While Kearn Auction House has only been open since 2007, the custom of saving one’s favorite seat at a Concordia auction house has been in practice for as long as some of us remember.
In 1962 Clifford Sallman opened the Sallman Auction House. Folks would gather each week to chat, savor Grandma Curry’s famous homemade pie and bid on the treasures of others. Soon Sallman’s was as popular as the local café. Back in those days each number was printed on a wooden paddle. It wasn’t long before certain numbers were always missing from the stack as the “regulars” latched on to their favorite “lucky” number. Prior to each auction, paddles began to show up on certain chairs as a way of “saving” that bidders favorite seat.
I still remember my first time at the Sallman Auction House. The place was packed except for a couple of seats at the back. One seat had a paddle on it. I was a rather shy teenager and it took me awhile to work up the nerve to edge over to the seat. I reached down to move the paddle over so I could sit down and nearly jumped out of my skin when a deep voice behind me said, “I wouldn’t do that if I were you, that seat is saved”.
As a young boy Danny Kearn would go to the auctions with his family which began his lifelong love affair with auctions. As a young man he loved the auctions so much he began to help set up for each auction at Sallman’s. Around 1978, Sallman retired and his daughter and son-in-law took over the weekly auctions. They ran the auction house until their retirement in 1992.
For years Danny hoped someone would re-open the auction house. Finally, in 2007 he and his family scraped up enough money to purchase the building at 220 W. 5th, Concordia. Just two weeks after finalizing the purchase of the building, on May 19, 2007 Kearn Auction House opened.

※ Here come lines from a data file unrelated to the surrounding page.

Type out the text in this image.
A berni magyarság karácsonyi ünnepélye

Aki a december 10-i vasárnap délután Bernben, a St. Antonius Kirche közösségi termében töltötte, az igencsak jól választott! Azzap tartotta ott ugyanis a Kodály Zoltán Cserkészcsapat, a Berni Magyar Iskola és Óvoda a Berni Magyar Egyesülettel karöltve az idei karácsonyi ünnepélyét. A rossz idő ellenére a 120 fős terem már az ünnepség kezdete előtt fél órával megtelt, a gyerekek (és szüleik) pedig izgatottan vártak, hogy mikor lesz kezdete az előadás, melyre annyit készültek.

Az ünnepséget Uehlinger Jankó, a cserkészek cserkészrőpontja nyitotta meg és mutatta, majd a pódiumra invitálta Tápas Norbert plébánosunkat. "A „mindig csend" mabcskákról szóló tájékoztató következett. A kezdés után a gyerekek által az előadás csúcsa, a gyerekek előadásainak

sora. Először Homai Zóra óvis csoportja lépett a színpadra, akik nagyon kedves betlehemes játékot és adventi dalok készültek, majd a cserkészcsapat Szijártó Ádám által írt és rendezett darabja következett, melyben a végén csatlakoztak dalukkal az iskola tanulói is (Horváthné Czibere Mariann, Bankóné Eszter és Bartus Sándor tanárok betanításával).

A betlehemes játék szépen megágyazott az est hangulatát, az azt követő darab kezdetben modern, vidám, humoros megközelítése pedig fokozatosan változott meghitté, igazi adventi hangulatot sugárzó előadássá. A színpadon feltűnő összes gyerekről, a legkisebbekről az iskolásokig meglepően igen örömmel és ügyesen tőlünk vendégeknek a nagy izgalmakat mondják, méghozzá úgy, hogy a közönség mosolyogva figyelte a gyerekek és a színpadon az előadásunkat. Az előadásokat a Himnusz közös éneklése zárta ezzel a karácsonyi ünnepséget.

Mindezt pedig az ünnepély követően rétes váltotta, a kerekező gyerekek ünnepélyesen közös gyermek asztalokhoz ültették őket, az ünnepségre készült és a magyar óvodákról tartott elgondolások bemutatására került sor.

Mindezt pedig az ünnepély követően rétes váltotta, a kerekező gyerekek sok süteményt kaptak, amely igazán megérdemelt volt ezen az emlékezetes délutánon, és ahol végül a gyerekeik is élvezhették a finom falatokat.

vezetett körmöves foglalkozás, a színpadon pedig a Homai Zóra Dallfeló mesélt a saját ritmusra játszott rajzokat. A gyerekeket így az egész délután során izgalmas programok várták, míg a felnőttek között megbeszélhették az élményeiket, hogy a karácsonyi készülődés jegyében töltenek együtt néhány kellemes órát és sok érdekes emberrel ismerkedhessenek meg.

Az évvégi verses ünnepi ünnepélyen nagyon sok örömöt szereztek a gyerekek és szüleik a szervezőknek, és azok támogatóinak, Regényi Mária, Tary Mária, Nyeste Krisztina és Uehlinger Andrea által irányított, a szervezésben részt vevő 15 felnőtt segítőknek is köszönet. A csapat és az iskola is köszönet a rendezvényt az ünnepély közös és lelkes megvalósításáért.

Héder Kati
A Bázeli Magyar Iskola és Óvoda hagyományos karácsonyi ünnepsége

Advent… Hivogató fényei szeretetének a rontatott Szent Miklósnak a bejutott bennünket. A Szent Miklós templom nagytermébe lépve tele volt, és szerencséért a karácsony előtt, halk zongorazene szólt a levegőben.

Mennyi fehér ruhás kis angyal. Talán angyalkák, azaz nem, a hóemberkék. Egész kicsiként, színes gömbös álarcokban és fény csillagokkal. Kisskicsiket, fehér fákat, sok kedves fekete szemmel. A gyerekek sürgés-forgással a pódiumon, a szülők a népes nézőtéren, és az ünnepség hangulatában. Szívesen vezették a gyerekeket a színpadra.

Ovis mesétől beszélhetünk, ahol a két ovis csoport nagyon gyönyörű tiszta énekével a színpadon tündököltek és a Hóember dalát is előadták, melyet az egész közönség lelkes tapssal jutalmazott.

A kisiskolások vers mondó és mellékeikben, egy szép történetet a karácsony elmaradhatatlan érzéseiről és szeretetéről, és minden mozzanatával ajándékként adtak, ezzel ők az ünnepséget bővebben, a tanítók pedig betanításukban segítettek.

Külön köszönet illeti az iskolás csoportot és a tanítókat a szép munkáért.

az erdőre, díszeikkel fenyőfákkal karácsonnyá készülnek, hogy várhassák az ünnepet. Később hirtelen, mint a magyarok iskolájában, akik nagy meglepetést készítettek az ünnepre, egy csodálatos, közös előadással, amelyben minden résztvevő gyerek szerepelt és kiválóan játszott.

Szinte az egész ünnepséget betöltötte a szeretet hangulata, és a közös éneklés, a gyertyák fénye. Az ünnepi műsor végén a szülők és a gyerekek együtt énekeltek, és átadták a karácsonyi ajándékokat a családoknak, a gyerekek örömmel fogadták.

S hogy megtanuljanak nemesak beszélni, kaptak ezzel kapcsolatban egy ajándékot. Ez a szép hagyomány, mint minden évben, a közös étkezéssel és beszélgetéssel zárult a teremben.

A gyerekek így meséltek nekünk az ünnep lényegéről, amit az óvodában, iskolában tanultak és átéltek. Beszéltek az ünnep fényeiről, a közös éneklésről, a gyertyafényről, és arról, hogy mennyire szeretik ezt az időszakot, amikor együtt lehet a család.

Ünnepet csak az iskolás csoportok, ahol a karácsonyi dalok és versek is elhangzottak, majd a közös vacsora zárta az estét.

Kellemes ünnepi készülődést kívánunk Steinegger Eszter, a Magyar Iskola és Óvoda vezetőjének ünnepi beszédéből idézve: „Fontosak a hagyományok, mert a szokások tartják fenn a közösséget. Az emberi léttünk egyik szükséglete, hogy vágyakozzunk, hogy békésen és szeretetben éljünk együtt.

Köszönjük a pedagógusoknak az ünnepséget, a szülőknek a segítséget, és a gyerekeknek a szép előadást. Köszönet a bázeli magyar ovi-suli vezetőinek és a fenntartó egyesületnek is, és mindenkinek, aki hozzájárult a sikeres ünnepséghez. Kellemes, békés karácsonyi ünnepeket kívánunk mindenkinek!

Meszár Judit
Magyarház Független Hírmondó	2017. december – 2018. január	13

Today the wooden paddles have been replaced with paper cards. However, the same twenty or so numbers are signed up for permanently. Just a few short weeks after Kearn’s opened, while wandering in to check out the merchandise to be sold, I noticed pillows marking certain seats in the first two rows on each side of the aisles. Danny laughingly nodded his head. Just like when we were kids, the regulars are marking their favorite seats. Just try to move one of those pillows and they will set you straight. “That seat is SAVED”!
After a few remarks about the hard seats, Debbie added a few more pillows to seats. Not to be thwarted in their effort to “save the seat” a piece of tape with first names and nicknames began to show up on the back of the seats.
Saving your favorite seat at the local auction house has been a Concordia Custom for over 40 years.